My PEAL buzzes. The dominoes fall with each news alert. The Senate launches an investigation. The families of the victims of Flight 347 file a lawsuit. Cities and communities across the country suspend their contracts with GP and I can’t keep up with the news. The news can’t keep up with itself.
Neither can Frankie.
Not just every hour block on NOW. Frankie turns up on every network, no longer a reporter, but an expert, a witness, a participant in a crisis she’s covered from the absolute jump.
“My suspicion is Kit Baldwin leaked the footage,” Frankie says, from City Hall. Behind her, protesters jeer and boo.
I swipe the video away. “I didn’t do this.”
The Uniform rests his helmet on the ledge of the roof. “I thought you were a pragmatist, Kit.”
“I don’t know who leaked the tape.”
“Who else did you give it to?”
“No one.”
The only computers I’ve interfaced with since were the mainframe at the tower and Abi’s.

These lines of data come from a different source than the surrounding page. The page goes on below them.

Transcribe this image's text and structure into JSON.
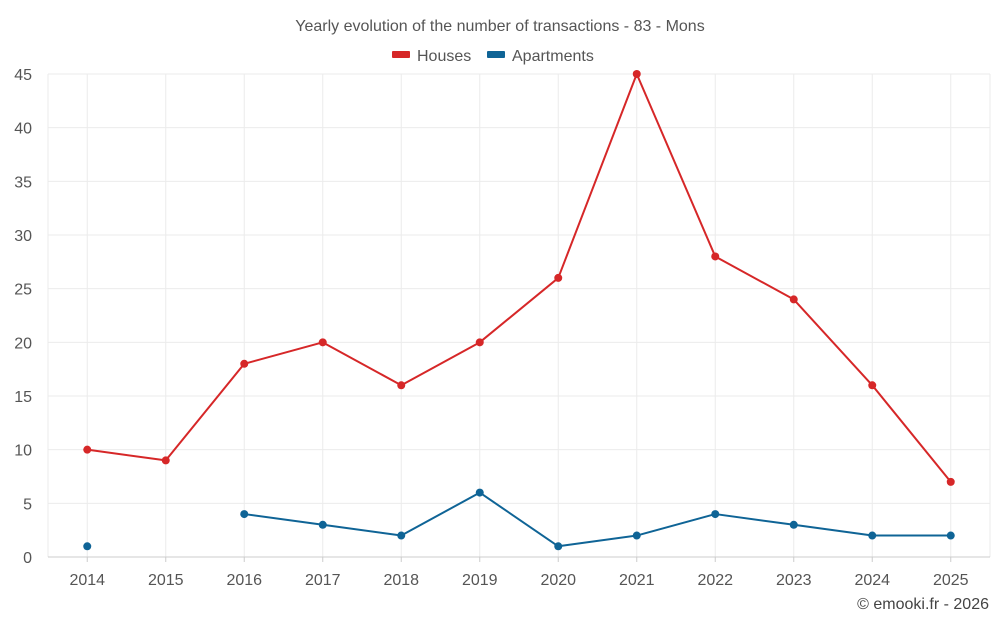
{
  "chart_data": {
    "type": "line",
    "title": "Yearly evolution of the number of transactions - 83 - Mons",
    "categories": [
      "2014",
      "2015",
      "2016",
      "2017",
      "2018",
      "2019",
      "2020",
      "2021",
      "2022",
      "2023",
      "2024",
      "2025"
    ],
    "series": [
      {
        "name": "Houses",
        "color": "#d62728",
        "values": [
          10,
          9,
          18,
          20,
          16,
          20,
          26,
          45,
          28,
          24,
          16,
          7
        ]
      },
      {
        "name": "Apartments",
        "color": "#0f6496",
        "values": [
          1,
          null,
          4,
          3,
          2,
          6,
          1,
          2,
          4,
          3,
          2,
          2
        ]
      }
    ],
    "ylim": [
      0,
      45
    ],
    "yticks": [
      0,
      5,
      10,
      15,
      20,
      25,
      30,
      35,
      40,
      45
    ],
    "xlabel": "",
    "ylabel": "",
    "grid": true,
    "legend_position": "top-center"
  },
  "credit": "© emooki.fr - 2026"
}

Well. Christy’s laptop. Was it her? The council? Gardner? Why would they do it, after the vote?
“I don’t know who could have done it,” I say.
He watches another plane leave the peninsula. “Maybe it was one of the members of the board.”
I join him at the ledge. “This is them, leaving?”
“They’re looking to distance themselves from the scandal. Blackwood takes credit for all of GP’s success. They’re happy to let him take the blame for all its failures, too. They hear about this tape. Find it in the GP database. And they leak it.”